Vita Chiesa
Il paradosso della missione: oggi più che partire vuol dire «stare accanto»
Ma l’amore, come nell’Incarnazione, ha spesso vie paradossali: «Perché i miei pensieri non sono i vostri pensieri, le vostre vie non sono le mie vie – oracolo del Signore. Quanto il cielo sovrasta la terra, tanto le mie vie sovrastano le vostre vie, i miei pensieri sovrastano i vostri pensieri» (Is 55,8-9). È così che oggi, in questo mondo così fortemente toccato dalla pandemia, anche la missione si trova a dover affrontare un apparente paradosso per incarnare, sempre di nuovo e sempre con maggior fedeltà, il perenne amore di Dio per tutte le sue creature. Quando parliamo di missione, siamo abituati a pensare subito al «partire». Non può esserci missione senza un partire. Ma oggi siamo chiamati a riflettere e a domandarci: in questo 2021 e in questo mondo denudato di tante false sicurezze come ci viene consegnato dal Covid 19, cosa vuol dire «missione»? Qui in diocesi di Floresta, già dopo l’ultima Pasqua abbiamo cominciato un processo di ascolto delle persone per poter elaborare il nostro prossimo piano pastorale triennale, e abbiamo cominciato a chiedere come si sentivano e di cosa provavano più bisogno, come pensavano che la Chiesa, la Comunità dei credenti, potesse aiutare e indicare cammini di rinascita. Le risposte sono state incredibilmente concordi: abbiamo bisogno di presenza, di presenza di pastori, di fratelli e sorelle, di comunità. La missione oggi, più che partire, vuol dire «stare accanto», farsi prossimo. Missione, oggi, è rompere l’isolamento in cui le persone si trovano, ristabilire, nelle forme che l’amore ci detterà, lacci di unità e di armonia, è riscoprire la fraternità che ci unisce e ci dà dignità e valore, è rompere l’indifferenza e l’egoismo che ci separano gli uni dagli altri, è fare del nostro tempo una ricchezza da condividere, perché solo riempiendolo di presenza amica potremo dargli valore autentico.
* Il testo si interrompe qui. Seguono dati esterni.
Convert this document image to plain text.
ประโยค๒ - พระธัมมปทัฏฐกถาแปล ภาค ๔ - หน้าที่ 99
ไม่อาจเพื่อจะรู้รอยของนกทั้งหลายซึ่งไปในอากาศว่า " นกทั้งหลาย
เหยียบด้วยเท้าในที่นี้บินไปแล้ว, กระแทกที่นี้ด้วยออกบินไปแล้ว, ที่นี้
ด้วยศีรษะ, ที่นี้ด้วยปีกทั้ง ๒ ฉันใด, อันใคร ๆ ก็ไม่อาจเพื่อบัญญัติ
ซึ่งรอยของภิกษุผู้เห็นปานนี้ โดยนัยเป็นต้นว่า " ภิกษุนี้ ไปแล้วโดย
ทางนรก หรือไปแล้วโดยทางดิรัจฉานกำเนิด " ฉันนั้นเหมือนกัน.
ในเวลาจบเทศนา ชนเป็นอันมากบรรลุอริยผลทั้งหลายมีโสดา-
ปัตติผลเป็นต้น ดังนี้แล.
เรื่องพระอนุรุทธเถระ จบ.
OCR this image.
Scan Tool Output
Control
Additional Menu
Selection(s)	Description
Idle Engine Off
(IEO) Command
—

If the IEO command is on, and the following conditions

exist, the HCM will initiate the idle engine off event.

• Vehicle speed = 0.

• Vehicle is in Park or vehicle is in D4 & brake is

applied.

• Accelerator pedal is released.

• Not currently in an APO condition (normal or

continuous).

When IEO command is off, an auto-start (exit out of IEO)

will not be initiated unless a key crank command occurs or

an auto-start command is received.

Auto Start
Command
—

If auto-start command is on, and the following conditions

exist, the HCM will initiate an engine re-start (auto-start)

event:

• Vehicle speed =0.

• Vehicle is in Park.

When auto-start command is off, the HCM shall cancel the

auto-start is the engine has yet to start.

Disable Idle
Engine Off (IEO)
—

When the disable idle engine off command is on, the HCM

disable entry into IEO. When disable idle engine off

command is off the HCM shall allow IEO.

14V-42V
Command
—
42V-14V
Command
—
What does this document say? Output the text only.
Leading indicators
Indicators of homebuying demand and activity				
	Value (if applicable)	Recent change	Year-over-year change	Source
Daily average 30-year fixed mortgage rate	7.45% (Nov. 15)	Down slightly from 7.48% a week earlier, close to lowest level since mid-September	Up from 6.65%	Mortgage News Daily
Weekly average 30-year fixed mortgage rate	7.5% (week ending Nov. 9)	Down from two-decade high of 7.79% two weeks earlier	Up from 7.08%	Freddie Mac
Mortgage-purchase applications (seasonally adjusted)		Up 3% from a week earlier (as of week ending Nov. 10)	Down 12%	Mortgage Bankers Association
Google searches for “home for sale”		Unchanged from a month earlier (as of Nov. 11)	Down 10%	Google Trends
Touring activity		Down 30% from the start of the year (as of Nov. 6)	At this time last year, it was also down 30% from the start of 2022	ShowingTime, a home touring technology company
Ma la missione, normalmente è vista anche come «annunciare», come «parlare». E qui abbiamo la seconda sfida. Oggi la missione deve iniziare nel silenzio dell’ascolto. Troppo abbiamo detto senza ascoltare, troppo siamo stati persuasi di avere tutta la verità, troppo abbiamo fatto tacere le parole, i lamenti, le grida, di tanta parte dei nostri fratelli e sorelle. Risposte frettolose e facili consolazioni non fanno parte del vocabolario della missione, e oggi la vita minacciata, la vita sofferta di molti è terribilmente esigente: dobbiamo ascoltare, dobbiamo imparare a condividere le domande, a sentire quello che passa nel cuore delle persone, prima di dare risposte. Il silenzio umile di che è disposto a condividere la situazione dell’altro, di chi sa «rallegrarsi con quelli che sono nella gioia e piangere con quelli che sono nel pianto» (Rm 12,15) deve essere la testimonianza forte che, così come il nostro Signore, siamo vicini per condividere, fatti servi per amore e per amare. Se non ci si fa ospiti e fratelli della sofferenza e della speranza delle persone, come poterle invitare ad essere ospiti e fratelli della nostra fede?